The second event of the week was the visit of U.S. Secretary of State Condoleezza Rice to Baghdad, trailed by her remarks that a Status of Forces Agreement between Baghdad and Washington was now very close. While stressing Iraq's national sovereignty, this will keep U.S. forces in the country for the foreseeable future, nailing down the powerful U.S. military presence in the world's richest energy region.

The third event was Rice's signing, just before her Baghdad visit, of the agreement to base U.S. anti-missile missiles in Poland despite the anger and threats to target Warsaw that have been coming from Russia.

Just before the Polish agreement came the fourth event, the extraordinary NATO ministerial summit, at which the alliance may not have agreed to do very much about the Russian military incursion into Georgia, but at least agreed that Georgia would not be abandoned. As German Chancellor Angela Merkel said during a weekend visit to Tblisi: "Georgia will become a member of NATO if it wants to -- and it does want to."
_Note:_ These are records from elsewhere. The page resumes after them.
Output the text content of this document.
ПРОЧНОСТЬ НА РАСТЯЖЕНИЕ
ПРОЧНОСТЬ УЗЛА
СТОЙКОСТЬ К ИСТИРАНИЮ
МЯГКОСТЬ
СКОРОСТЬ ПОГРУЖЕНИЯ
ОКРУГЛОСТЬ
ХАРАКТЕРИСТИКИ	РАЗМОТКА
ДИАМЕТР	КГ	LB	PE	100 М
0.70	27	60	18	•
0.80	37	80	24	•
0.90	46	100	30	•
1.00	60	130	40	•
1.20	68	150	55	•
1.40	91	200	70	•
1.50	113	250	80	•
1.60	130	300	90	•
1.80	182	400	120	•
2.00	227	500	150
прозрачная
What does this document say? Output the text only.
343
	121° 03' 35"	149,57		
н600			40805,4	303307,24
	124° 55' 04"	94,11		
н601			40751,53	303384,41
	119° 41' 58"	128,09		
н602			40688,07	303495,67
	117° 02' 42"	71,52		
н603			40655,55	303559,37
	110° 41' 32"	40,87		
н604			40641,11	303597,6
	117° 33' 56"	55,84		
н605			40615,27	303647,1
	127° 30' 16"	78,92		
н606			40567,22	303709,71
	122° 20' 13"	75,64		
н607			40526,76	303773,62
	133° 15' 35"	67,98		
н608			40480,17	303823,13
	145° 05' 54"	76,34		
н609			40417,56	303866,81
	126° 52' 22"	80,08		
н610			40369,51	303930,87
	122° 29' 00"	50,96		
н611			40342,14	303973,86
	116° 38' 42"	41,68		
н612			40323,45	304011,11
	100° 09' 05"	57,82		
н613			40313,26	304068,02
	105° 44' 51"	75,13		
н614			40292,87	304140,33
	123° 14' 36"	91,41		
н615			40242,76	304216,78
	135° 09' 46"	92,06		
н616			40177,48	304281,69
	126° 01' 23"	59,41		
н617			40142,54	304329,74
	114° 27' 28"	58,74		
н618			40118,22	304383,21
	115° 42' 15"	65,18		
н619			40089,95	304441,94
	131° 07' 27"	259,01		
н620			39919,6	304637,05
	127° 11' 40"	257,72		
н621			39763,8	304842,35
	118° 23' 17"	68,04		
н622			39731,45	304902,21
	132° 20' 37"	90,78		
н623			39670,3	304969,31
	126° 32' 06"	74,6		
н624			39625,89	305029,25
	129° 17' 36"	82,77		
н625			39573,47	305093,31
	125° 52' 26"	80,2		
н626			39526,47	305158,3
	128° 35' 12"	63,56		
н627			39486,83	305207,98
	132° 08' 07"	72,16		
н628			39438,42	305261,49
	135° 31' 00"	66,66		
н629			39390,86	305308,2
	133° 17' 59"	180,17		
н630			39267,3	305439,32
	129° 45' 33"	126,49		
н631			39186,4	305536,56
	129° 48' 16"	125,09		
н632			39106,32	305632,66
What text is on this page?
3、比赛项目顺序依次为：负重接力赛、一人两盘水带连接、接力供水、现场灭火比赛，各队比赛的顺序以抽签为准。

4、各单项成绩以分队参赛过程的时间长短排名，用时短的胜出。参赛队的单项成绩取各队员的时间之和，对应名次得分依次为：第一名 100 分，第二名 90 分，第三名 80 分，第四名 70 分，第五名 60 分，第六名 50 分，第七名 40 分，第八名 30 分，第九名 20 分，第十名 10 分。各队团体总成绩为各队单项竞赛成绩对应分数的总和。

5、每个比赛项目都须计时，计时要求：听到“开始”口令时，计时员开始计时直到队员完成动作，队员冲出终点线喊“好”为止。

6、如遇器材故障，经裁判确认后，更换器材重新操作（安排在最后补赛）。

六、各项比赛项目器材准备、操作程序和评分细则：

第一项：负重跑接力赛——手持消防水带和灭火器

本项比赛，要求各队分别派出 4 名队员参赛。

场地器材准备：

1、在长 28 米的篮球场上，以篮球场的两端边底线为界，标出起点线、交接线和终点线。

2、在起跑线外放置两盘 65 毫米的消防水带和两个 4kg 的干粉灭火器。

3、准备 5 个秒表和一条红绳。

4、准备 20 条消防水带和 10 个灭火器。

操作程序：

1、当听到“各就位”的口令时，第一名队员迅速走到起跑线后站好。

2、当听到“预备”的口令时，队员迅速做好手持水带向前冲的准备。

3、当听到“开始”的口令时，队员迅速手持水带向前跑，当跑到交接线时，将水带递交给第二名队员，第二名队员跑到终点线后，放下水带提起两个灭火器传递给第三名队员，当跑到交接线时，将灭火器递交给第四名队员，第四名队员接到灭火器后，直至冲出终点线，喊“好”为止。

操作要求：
Put these events together and a pattern starts to emerge, of NATO extending its sway beyond the old European theater of operations and into the Caucasus.

And one thing is clear about the impact of the suicide bomb that killed 10 French paratroopers outside Kabul Monday; France's President Nicholas Sarkozy is not about to cut and run, not least because he wants France to return to full membership of NATO, including its joint military command.

Throw into this mix France's new basing agreement with Qatar, and a chain of interest and military relationships is now building from Washington through NATO into the Caucasus and Iraq and extending through the countries of the Gulf Cooperation Council and on to India.

It would be premature to say we are witnessing the emergence of a larger and updated version of the old Baghdad Pact. But something important seems to be stirring in the deep, dark waters of geopolitics.